Scientists Discover ‘Thinness Gene’ Explaining Why Some People Stay Slim Without Trying
I for one am currently struggling to pull on my pre-lockdown jeans without taking a big breath in, and I know I’m certainly not alone.
However, there are those who are apparently able to stay slim without so much as breaking a sweat; chomping down on sugary treats without having to loosen their belts.
Now a team of scientists believe they have discovered a ‘thinness gene’, which would explain why some people don’t struggle as much as others to keep their weight down.
The gene in question is known as anaplastic lymphoma kinase (ALK), and is located in the hypothalamus, the region of the brain responsible for controlling appetite and how an individual controls fat.
For the study, published in scientific journal Cell, researchers searched a database of 47,102 people in Estonia between the ages of 20 to 44. This included clinical information as well as biological samples.
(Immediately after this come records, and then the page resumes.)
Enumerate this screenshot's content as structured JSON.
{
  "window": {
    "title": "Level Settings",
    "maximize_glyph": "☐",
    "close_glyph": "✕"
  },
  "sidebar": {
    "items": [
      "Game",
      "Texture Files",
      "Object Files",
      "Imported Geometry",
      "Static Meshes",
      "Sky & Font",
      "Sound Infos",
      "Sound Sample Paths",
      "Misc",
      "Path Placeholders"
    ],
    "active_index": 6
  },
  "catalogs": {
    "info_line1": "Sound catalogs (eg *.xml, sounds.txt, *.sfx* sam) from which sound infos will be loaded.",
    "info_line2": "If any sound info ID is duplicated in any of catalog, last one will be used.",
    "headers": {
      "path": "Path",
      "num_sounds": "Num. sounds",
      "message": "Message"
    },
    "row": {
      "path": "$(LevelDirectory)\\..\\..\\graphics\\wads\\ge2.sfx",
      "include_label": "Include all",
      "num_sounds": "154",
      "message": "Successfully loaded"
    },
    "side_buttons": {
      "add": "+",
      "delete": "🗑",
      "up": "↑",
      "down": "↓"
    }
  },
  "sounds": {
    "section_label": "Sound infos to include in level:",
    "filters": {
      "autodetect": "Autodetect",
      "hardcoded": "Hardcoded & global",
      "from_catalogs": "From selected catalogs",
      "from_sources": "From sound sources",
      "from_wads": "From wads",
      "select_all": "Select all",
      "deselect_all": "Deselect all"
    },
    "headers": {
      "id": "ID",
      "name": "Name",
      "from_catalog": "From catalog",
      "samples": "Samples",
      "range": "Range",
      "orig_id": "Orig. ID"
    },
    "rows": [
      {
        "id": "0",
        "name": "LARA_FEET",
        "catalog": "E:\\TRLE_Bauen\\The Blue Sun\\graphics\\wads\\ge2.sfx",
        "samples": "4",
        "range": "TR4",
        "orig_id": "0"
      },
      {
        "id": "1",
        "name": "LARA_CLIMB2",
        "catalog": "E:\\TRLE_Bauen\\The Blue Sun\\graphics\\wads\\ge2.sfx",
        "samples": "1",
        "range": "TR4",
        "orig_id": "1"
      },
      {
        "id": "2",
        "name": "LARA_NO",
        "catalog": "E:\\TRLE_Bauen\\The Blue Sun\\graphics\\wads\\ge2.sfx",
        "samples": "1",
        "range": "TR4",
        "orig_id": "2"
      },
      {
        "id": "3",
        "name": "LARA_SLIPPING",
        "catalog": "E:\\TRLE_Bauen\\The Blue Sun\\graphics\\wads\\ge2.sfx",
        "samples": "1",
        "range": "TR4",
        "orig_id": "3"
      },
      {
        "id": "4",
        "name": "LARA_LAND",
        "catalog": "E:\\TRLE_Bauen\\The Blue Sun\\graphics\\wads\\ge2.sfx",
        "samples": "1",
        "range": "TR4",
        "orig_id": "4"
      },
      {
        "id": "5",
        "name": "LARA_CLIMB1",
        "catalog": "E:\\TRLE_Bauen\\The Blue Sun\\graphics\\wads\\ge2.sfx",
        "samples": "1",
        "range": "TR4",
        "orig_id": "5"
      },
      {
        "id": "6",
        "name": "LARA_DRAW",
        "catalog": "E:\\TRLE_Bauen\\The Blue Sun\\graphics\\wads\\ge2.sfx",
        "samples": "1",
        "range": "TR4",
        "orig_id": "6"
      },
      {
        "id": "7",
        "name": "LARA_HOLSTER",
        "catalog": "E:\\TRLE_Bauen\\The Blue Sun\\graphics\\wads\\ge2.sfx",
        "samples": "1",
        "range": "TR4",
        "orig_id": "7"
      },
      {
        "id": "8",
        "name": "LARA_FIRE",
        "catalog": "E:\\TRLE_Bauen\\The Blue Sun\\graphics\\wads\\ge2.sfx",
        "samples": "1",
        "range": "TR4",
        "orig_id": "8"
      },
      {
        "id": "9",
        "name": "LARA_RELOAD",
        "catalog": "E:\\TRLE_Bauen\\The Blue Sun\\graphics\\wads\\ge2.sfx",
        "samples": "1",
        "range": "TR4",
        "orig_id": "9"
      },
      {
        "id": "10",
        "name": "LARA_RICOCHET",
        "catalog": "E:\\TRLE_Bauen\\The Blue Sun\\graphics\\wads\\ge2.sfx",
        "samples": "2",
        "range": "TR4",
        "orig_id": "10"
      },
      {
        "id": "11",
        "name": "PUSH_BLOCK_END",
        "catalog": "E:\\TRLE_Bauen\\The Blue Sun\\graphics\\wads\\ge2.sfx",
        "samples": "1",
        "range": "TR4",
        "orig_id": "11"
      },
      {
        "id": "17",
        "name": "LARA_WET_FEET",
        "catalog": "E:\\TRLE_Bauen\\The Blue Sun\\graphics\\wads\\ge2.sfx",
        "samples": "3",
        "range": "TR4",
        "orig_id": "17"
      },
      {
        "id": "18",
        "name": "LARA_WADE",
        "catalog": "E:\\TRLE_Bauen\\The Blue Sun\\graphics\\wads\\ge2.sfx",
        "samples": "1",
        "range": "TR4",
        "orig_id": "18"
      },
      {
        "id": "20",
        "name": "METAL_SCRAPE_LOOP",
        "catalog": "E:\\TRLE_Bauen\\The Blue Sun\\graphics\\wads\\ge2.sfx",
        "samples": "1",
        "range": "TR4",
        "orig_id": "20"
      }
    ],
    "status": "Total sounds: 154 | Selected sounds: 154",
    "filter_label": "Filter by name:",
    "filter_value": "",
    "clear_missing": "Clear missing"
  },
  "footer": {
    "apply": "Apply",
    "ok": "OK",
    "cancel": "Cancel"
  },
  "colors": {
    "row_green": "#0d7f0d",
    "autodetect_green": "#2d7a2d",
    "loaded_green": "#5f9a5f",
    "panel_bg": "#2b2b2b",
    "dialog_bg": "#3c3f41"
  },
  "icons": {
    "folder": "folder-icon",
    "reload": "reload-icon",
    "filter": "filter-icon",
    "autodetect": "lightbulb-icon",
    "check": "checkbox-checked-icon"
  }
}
The team identified thin, healthy individuals in the lowest 6th percentile of weight. Those identified as being within the 30th to 50th percentile were the control group, while those in the 95th percentile were marked out as the obese group.
The scientists then proceeded to pinpoint variants of genes that appeared to emerge more often in the thin group. They then looked for the genes in flies in an attempt to identify those with a long evolutionary history, picking out ALK as a probable ‘thinness gene’.
To find out whether ALK does play a part in controlling weight, researchers experimented with the gene in flies and discovered that levels of triglycerides – the form most fats take in both food and in human bodies – was reduced.
After repeating the same technique in mice, the animals were found to have lost weight and did not become obese. This was despite them following the same diet and having the same amount of movement as other mice.
According to the researchers, the mice experiments suggest ALK affects a brain circuit which tells fat tissue to burn more calories.
The study authors wrote that healthily thin people, ‘often have the desire to gain weight and have normal food intake and frequently snack, indicating they have a metabolic rather than hedonic low body weight’.
Co-author of the study, Dr. Josef Penninger, believes the research could lead to treatments for obesity, but added, ‘Obviously, a pill cannot replace a healthy lifestyle,’ though the impact of this research could be ‘huge in the long term’, Newsweek reports.
Going forward, more extensive studies will be required to examine the extent to which genes can impact weight gain.